AVEC 2 % DE LA PRODUCTION MONDIALE, la Nouvelle-Zélande est à l'origine de 30 % des échanges laitiers mondiaux. La filière s'est construite autour de l'objectif d'une production à bas prix grâce à l'herbe. En effet, les Néo-Zélandais ont calculé qu'il est plus intéressant pour eux de ne pas stocker les fourrages, quitte à gérer une saisonnalité extrême. Au pic du printemps, la collecte atteint 75 millions de litres par jour.
En hiver, elle est nulle. À titre de comparaison, les gros sites de transformation en France traitent environ 600 Ml par an. Ici, on atteint 3 milliards ! Les outils industriels et les débouchés commerciaux suivent cette logique avec une cohérence impressionnante.
95 % du lait sont transformés en produits stockables destinés à l'export. La saisonnalité de la production impose d'énormes moyens en termes de logistique et de capacité de stockage.
La filière a été façonnée par deux évolutions majeures visant à permettre au pays d'exporter en respectant les règles de l'OMC. En 1984, tout d'abord, l'État a supprimé brutalement toutes les subventions à la filière du lait. La période d'adaptation a été rude, mais finalement, l'élevage s'en sort bien. Les Néo-Zélandais ne comprennent toujours pas pourquoi les Européens s'accrochent à leurs primes.
Ensuite, c'est toute l'organisation de la filière qui a été chamboulée en 2001. Jusque-là, le NZDB (New Zealand Dairy Board) avait le monopole de l'export. Il dictait ses besoins à une multitude de coopératives qui collectaient le lait et le transformaient en fonction des commandes.

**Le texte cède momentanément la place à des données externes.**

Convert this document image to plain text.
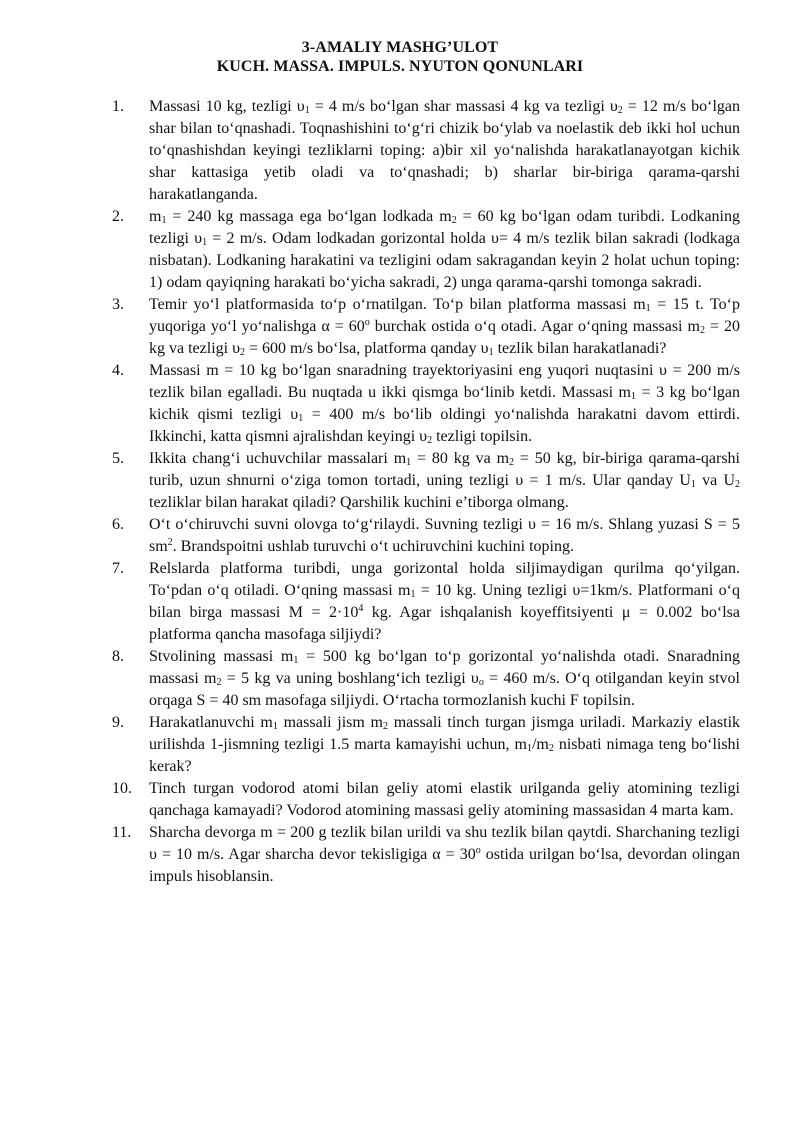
3-AMALIY MASHG’ULOT
KUCH. MASSA. IMPULS. NYUTON QONUNLARI
1. Massasi 10 kg, tezligi $\upsilon_1 = 4$ m/s bo‘lgan shar massasi 4 kg va tezligi $\upsilon_2 = 12$ m/s bo‘lgan shar bilan to‘qnashadi. Toqnashishini to‘g‘ri chizik bo‘ylab va noelastik deb ikki hol uchun to‘qnashishdan keyingi tezliklarni toping: a)bir xil yo‘nalishda harakatlanayotgan kichik shar kattasiga yetib oladi va to‘qnashadi; b) sharlar bir-biriga qarama-qarshi harakatlanganda.
2. $m_1 = 240$ kg massaga ega bo‘lgan lodkada $m_2 = 60$ kg bo‘lgan odam turibdi. Lodkaning tezligi $\upsilon_1 = 2$ m/s. Odam lodkadan gorizontal holda υ= 4 m/s tezlik bilan sakradi (lodkaga nisbatan). Lodkaning harakatini va tezligini odam sakragandan keyin 2 holat uchun toping: 1) odam qayiqning harakati bo‘yicha sakradi, 2) unga qarama-qarshi tomonga sakradi.
3. Temir yo‘l platformasida to‘p o‘rnatilgan. To‘p bilan platforma massasi $m_1 = 15$ t. To‘p yuqoriga yo‘l yo‘nalishga $\alpha = 60^o$ burchak ostida o‘q otadi. Agar o‘qning massasi $m_2 = 20$ kg va tezligi $\upsilon_2 = 600$ m/s bo‘lsa, platforma qanday $\upsilon_1$ tezlik bilan harakatlanadi?
4. Massasi m = 10 kg bo‘lgan snaradning trayektoriyasini eng yuqori nuqtasini υ = 200 m/s tezlik bilan egalladi. Bu nuqtada u ikki qismga bo‘linib ketdi. Massasi $m_1 = 3$ kg bo‘lgan kichik qismi tezligi $\upsilon_1 = 400$ m/s bo‘lib oldingi yo‘nalishda harakatni davom ettirdi. Ikkinchi, katta qismni ajralishdan keyingi $\upsilon_2$ tezligi topilsin.
5. Ikkita chang‘i uchuvchilar massalari $m_1 = 80$ kg va $m_2 = 50$ kg, bir-biriga qarama-qarshi turib, uzun shnurni o‘ziga tomon tortadi, uning tezligi υ = 1 m/s. Ular qanday $U_1$ va $U_2$ tezliklar bilan harakat qiladi? Qarshilik kuchini e’tiborga olmang.
6. O‘t o‘chiruvchi suvni olovga to‘g‘rilaydi. Suvning tezligi υ = 16 m/s. Shlang yuzasi S = 5 $sm^2$. Brandspoitni ushlab turuvchi o‘t uchiruvchini kuchini toping.
7. Relslarda platforma turibdi, unga gorizontal holda siljimaydigan qurilma qo‘yilgan. To‘pdan o‘q otiladi. O‘qning massasi $m_1 = 10$ kg. Uning tezligi υ=1km/s. Platformani o‘q bilan birga massasi $M = 2\cdot 10^4$ kg. Agar ishqalanish koyeffitsiyenti μ = 0.002 bo‘lsa platforma qancha masofaga siljiydi?
8. Stvolining massasi $m_1 = 500$ kg bo‘lgan to‘p gorizontal yo‘nalishda otadi. Snaradning massasi $m_2 = 5$ kg va uning boshlang‘ich tezligi $\upsilon_o = 460$ m/s. O‘q otilgandan keyin stvol orqaga S = 40 sm masofaga siljiydi. O‘rtacha tormozlanish kuchi F topilsin.
9. Harakatlanuvchi $m_1$ massali jism $m_2$ massali tinch turgan jismga uriladi. Markaziy elastik urilishda 1-jismning tezligi 1.5 marta kamayishi uchun, $m_1/m_2$ nisbati nimaga teng bo‘lishi kerak?
10. Tinch turgan vodorod atomi bilan geliy atomi elastik urilganda geliy atomining tezligi qanchaga kamayadi? Vodorod atomining massasi geliy atomining massasidan 4 marta kam.
11. Sharcha devorga m = 200 g tezlik bilan urildi va shu tezlik bilan qaytdi. Sharchaning tezligi υ = 10 m/s. Agar sharcha devor tekisligiga $\alpha = 30^o$ ostida urilgan bo‘lsa, devordan olingan impuls hisoblansin.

Ce monopole était incompatible avec les règles de l'OMC.
DES USINES GÉANTES POUR LIMITER LES COÛTS
La Nouvelle-Zélande a donc décidé de fusionner le NZDB avec les plus grosses coopératives pour créer une seule entité : Fonterra. À l'époque, une majorité des petites coopératives a rejoint le nouvel ensemble, lui assurant la collecte de 95 % du lait du pays. Cette prédominance tend à se réduire très légèrement avec le développement des coopératives qui ont gardé leur indépendance. Et de nouveaux opérateurs voient le jour, souvent avec des capitaux venus de Chine ou du Japon.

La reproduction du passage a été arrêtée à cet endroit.